4. Gaming gets a “C” for diversity, at best.
Everybody (including TheWrap) talks a lot about how much we need diversity in entertainment, now. But talk is cheap. I asked Xbox head Phil Spencer how he would grade his own company for diversity, and the gaming industry in general.
Me: How would you grade gaming around diversity and inclusion at this time? How do you think you’re doing?
Spencer: It’s not lost on me that there are two white men on this panel. I think about our grade… I think our team should represent the players and customers. I look at the planet as our opportunity. That’s our aspiration. So if we talk about a grade…
Me: A C? Sounds like a C?
Spencer: I think a C might be generous.
Props to Spencer for being honest.
5. In the streaming world of movies, “Great is everything.”

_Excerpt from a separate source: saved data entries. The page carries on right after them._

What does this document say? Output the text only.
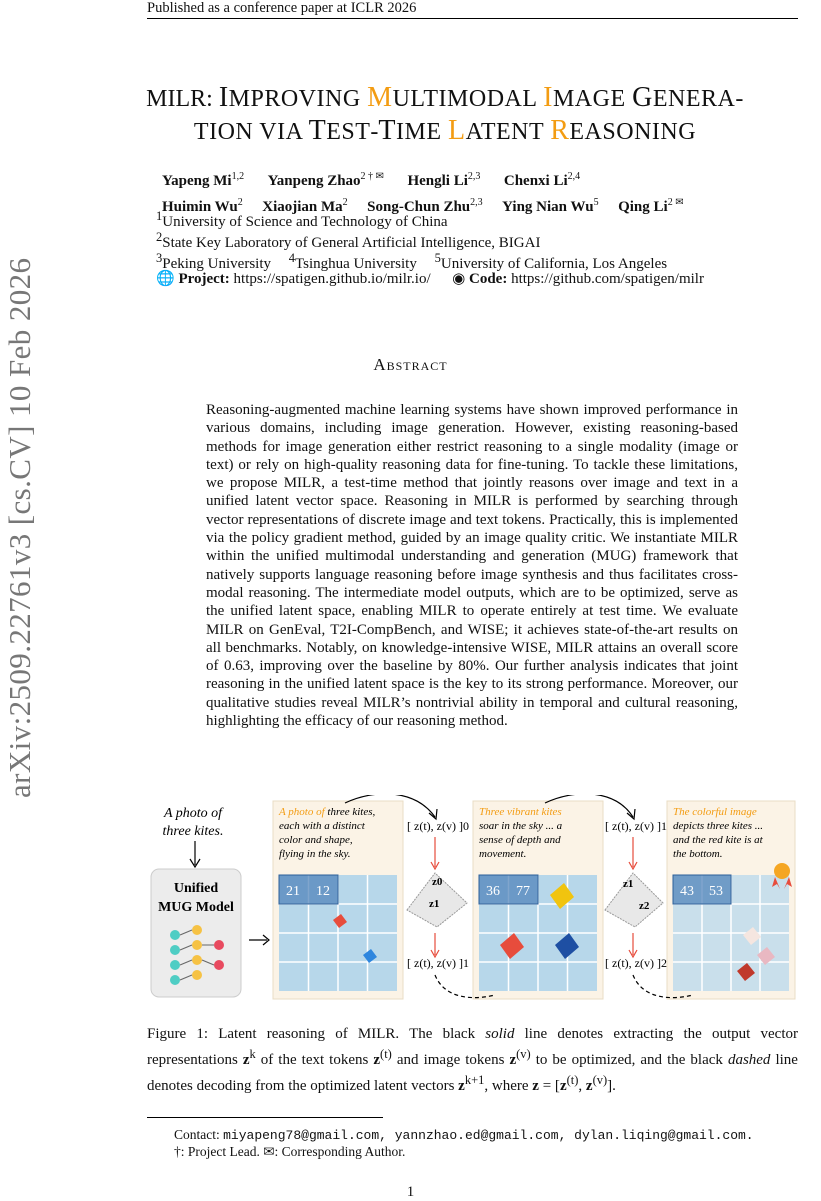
Published as a conference paper at ICLR 2026
arXiv:2509.22761v3 [cs.CV] 10 Feb 2026
MILR: IMPROVING MULTIMODAL IMAGE GENERA-
TION VIA TEST-TIME LATENT REASONING
Yapeng Mi$^{1,2}$ Yanpeng Zhao$^{2 \dagger ✉}$ Hengli Li$^{2,3}$ Chenxi Li$^{2,4}$
Huimin Wu$^2$ Xiaojian Ma$^2$ Song-Chun Zhu$^{2,3}$ Ying Nian Wu$^5$ Qing $Li^{2 ✉}$
$^1$University of Science and Technology of China
$^2$State Key Laboratory of General Artificial Intelligence, BIGAI
$^3$Peking University $^4$Tsinghua University $^5$University of California, Los Angeles
🌐 Project: https://spatigen.github.io/milr.io/ ◉ Code: https://github.com/spatigen/milr
Abstract
Reasoning-augmented machine learning systems have shown improved performance in various domains, including image generation. However, existing reasoning-based methods for image generation either restrict reasoning to a single modality (image or text) or rely on high-quality reasoning data for fine-tuning. To tackle these limitations, we propose MILR, a test-time method that jointly reasons over image and text in a unified latent vector space. Reasoning in MILR is performed by searching through vector representations of discrete image and text tokens. Practically, this is implemented via the policy gradient method, guided by an image quality critic. We instantiate MILR within the unified multimodal understanding and generation (MUG) framework that natively supports language reasoning before image synthesis and thus facilitates cross-modal reasoning. The intermediate model outputs, which are to be optimized, serve as the unified latent space, enabling MILR to operate entirely at test time. We evaluate MILR on GenEval, T2I-CompBench, and WISE; it achieves state-of-the-art results on all benchmarks. Notably, on knowledge-intensive WISE, MILR attains an overall score of 0.63, improving over the baseline by 80%. Our further analysis indicates that joint reasoning in the unified latent space is the key to its strong performance. Moreover, our qualitative studies reveal MILR’s nontrivial ability in temporal and cultural reasoning, highlighting the efficacy of our reasoning method.
A photo of
three kites.
Unified
MUG Model
A photo of three kites,
each with a distinct
color and shape,
flying in the sky.
21 12
Three vibrant kites
soar in the sky ... a
sense of depth and
movement.
36 77
The colorful image
depicts three kites ...
and the red kite is at
the bottom.
43 53
[ z(t), z(v) ]0
z0
z1
[ z(t), z(v) ]1
[ z(t), z(v) ]1
z1
z2
[ z(t), z(v) ]2
Figure 1: Latent reasoning of MILR. The black solid line denotes extracting the output vector representations $z^k$ of the text tokens $z^{(t)}$ and image tokens $z^{(v)}$ to be optimized, and the black dashed line denotes decoding from the optimized latent vectors $z^{k+1}$, where $z = [z^{(t)}$, $z^{(v)}$].
Contact: miyapeng78@gmail.com, yannzhao.ed@gmail.com, dylan.liqing@gmail.com.
†: Project Lead. ✉: Corresponding Author.
1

Scott Stuber has to make 70-80 movies a year as the head of global film at Netflix. That is a stunning amount of content to oversee, probably four times more than the average movie studio produces annually. So it was eye-opening to hear Stuber talk about how he approached this gargantuan task: “Great is everything.”
I pushed back: “You can’t make 80 great movies.”
Stuber’s acknowledged that was true but noted, “You have to decide who it is ‘great’ for.”
But the former Universal Pictures executive remains enthusiastic about the process. “Making a movie, I still get giddy about it,” he said. “We’re trying to hit people with lightning. That’s really the job. Can you strike someone with a lightning bolt so he or she, wherever they are in the world go: I want to be that person.
He concluded: “I just want to make great.“
I can only endorse that kind of ambition. And that’s a Wrap on this year’s Grill!